Gas6-Axl signaling in presence of Sunitinib is enhanced, diversified and sustained in renal tumor cells, resulting in tumor-progressive advantages

ABSTRACT Clear Cell Renal Cell Carcinoma (CCRCC) is a lethal cancer with bad prognosis due to development of chemoresistance and recurrence of more aggressive tumors. Investigation of Gas6‐mediated Axl signaling in CCRCC and endothelial cells reveals a Sunitinib resistant Gas6‐Axl signaling that is sustained and enhanced and specifically triggers downstream AKT and PRAS40 activation in an intensified manner. Gas6‐induced Axl signaling in presence of Sunitinib is also diversified displaying onset of Axl‐dependent EGFR and METR activation and activation of classical MAPK pathways. Gas6+Sunitinib‐adapted CCRCC cells present increased viability and decreased apoptosis and enhanced production of the multi‐tumorigenic Osteopontin (OPN) and of one of its activator matrix metalloproteinase‐7. Axl activity is necessary for CCRCC cell sphere formation and the ability of the cells to attach after non‐adhesive growth. In addition, Gas6+Sunitinib‐adapted CCRCC cells displayed enhanced migration and sphere formation, both mechanisms being Axl and OPN dependent.

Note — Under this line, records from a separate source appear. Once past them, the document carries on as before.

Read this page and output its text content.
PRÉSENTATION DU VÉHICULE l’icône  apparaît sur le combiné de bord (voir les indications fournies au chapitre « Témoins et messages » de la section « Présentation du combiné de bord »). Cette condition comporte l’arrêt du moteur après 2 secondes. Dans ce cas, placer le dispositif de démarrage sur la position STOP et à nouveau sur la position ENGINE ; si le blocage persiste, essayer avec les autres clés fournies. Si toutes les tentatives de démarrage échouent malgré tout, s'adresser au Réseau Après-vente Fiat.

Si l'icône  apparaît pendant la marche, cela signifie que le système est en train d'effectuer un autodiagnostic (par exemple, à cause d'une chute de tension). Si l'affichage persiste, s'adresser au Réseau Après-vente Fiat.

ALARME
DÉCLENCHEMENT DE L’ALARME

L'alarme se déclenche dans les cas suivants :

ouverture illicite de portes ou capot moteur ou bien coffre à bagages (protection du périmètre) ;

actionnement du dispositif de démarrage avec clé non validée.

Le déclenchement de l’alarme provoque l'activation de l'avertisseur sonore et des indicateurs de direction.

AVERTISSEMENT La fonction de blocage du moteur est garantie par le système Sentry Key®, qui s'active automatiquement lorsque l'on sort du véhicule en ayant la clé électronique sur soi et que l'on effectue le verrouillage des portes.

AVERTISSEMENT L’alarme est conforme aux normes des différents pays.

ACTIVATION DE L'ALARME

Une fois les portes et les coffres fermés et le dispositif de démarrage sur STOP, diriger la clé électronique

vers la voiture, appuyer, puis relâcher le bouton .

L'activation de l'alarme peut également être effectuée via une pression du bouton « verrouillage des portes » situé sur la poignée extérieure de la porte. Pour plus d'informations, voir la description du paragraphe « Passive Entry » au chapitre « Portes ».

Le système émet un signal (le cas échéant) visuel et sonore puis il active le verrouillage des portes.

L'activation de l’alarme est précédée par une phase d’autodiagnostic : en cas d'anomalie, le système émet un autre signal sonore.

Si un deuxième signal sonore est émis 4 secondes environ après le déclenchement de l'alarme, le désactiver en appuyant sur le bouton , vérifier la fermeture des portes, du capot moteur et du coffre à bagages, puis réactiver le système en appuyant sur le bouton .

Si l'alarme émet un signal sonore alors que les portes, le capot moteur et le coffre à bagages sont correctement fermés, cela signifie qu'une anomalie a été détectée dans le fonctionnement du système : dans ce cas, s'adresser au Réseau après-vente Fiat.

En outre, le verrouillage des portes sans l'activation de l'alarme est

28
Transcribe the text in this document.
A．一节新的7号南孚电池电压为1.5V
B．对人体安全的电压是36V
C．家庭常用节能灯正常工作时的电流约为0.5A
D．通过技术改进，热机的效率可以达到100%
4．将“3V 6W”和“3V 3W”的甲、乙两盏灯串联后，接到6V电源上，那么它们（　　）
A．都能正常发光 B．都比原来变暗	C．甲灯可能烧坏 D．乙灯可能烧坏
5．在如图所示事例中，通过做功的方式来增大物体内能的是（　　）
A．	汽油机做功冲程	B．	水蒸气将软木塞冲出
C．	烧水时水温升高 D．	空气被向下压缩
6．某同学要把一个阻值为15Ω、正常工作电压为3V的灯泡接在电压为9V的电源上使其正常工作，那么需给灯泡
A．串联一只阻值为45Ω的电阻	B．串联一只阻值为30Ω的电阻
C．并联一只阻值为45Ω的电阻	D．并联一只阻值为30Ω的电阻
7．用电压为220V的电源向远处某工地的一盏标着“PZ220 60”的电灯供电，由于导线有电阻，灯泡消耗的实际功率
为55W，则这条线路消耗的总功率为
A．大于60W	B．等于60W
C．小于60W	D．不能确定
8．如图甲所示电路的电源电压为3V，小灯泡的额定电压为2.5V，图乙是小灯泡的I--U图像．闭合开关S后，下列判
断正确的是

Altogether, this suggests that Sunitinib while targeting endothelial cells and tumor angiogenesis, simultaneously provides protumorigenic effects due to a constitutively, intensified and divergent Gas6‐Axl system. Implications: Gas6‐mediated Axl signaling, which is enhanced and diversified in the presence of Sunitinib possibly contributes to acquired chemoresistance, recurrence of aggressive disease and metastasis of CCRCC tumors. Therefore, combinatorial Axl‐targeted therapy might be beneficial for CCRCC patients intended for Sunitinib treatment. HIGHLIGHTSAxl is constitutively activated in Sunitinib‐treated CCRCC cells.Sunitinib increases and diversifies Gas6‐Axl signaling.Sunitinib enhances Axl‐dependent migration, sphere‐formation and OPN secretion.Repopulation of CCRCC cells is dependent on Axl activity.Axl is a highly interesting drug target in CCRCC.